Columbia county, GA—Soon, Columbia County students will be leaping for joy as school comes to an end and teachers and administrators are also excited as they get an unofficial look at CRCT results.
Dr. Lisa Soloff, Director of Title One and School Improvement, says teachers worked very hard to get test scores up this year.
Dr. Soloff: “We’re extremely pleased that just means that are students are performing much better as well as performing very well on our Georgia performance standards and I think our teachers feel more comfortable with the curriculum.”
3rd graders had to pass the reading portion of the state-mandated test in order to be promoted. 95-percent passed last year and 95-percent this year. 5th and 8th graders had to pass reading and math to move on.
In 5th grade reading, the numbers remained about the same with 93-percent of students passing compared to 94-percent, last year.
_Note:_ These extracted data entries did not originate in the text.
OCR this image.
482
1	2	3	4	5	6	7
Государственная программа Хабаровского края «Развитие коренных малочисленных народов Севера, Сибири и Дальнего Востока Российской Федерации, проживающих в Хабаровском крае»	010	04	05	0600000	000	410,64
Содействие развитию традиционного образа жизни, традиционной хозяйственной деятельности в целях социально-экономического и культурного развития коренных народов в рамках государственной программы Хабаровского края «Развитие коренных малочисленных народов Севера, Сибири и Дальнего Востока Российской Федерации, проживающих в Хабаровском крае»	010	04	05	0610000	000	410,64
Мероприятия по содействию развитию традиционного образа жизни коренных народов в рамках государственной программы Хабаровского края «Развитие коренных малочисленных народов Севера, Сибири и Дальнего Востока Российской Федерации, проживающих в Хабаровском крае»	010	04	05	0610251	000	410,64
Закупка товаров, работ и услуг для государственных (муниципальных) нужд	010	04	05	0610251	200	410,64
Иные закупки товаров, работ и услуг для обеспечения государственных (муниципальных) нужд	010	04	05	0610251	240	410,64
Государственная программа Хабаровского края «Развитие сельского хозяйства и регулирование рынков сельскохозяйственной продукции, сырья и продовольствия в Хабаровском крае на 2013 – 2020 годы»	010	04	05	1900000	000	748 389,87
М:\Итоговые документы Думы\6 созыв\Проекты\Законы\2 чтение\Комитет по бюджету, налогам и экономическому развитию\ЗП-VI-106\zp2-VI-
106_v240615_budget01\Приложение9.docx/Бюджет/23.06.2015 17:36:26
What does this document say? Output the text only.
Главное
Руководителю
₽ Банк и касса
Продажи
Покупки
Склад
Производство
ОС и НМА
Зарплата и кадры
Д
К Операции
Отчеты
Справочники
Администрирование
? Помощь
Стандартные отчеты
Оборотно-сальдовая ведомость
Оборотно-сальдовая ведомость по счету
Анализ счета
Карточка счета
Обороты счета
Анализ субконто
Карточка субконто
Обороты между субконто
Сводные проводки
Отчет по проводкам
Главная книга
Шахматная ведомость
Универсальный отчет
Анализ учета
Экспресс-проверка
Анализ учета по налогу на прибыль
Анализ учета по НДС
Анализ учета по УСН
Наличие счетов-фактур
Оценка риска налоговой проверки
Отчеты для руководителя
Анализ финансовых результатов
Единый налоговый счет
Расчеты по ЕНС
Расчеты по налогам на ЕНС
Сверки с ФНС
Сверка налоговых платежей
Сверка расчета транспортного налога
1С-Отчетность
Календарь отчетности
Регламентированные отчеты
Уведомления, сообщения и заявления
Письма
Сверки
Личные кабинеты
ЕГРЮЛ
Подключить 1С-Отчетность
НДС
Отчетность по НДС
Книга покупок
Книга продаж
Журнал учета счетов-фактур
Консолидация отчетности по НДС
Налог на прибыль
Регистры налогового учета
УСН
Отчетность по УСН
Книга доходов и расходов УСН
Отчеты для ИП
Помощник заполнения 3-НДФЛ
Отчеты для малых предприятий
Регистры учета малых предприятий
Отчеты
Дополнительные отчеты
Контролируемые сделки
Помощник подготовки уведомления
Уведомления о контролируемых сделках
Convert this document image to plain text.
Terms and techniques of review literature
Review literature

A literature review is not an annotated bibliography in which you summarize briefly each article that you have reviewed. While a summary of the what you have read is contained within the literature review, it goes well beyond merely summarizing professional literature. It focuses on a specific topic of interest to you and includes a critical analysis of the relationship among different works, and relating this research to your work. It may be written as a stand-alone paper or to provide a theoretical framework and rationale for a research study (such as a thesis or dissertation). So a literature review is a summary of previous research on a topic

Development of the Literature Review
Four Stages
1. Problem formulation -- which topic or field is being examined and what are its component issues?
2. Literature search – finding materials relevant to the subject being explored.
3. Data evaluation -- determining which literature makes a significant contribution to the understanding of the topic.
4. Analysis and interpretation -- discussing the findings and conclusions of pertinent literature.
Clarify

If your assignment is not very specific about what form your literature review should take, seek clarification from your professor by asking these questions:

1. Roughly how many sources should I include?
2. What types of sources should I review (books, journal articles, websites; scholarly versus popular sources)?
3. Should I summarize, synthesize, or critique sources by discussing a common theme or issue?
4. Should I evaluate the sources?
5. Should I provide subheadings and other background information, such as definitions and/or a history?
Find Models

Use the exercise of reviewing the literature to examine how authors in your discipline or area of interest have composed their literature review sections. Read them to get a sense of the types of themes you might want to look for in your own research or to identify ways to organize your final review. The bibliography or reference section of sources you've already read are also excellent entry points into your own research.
Doctor Soloff says an increase in enrollment could account for the slight decrease.
Math scores in 5th grade showed significant improvements with 88 percent passing compared to 82-percent last year.
Dr. Soloff: “Last year, we had about 286 students who failed the math area in 5th grade, and this year we had 205, so we so saw a huge improvement there.”
And finally, 96-percent of 8th graders passed reading compared to 95-percent last year.
And in math, the numbers showed a vast improvement with 81-percent passing compared to only 73-percent last year.
Dr. Soloff: “We had 473 students who failed last year and this year only 317 this year so overall they came up 8 percentage points.”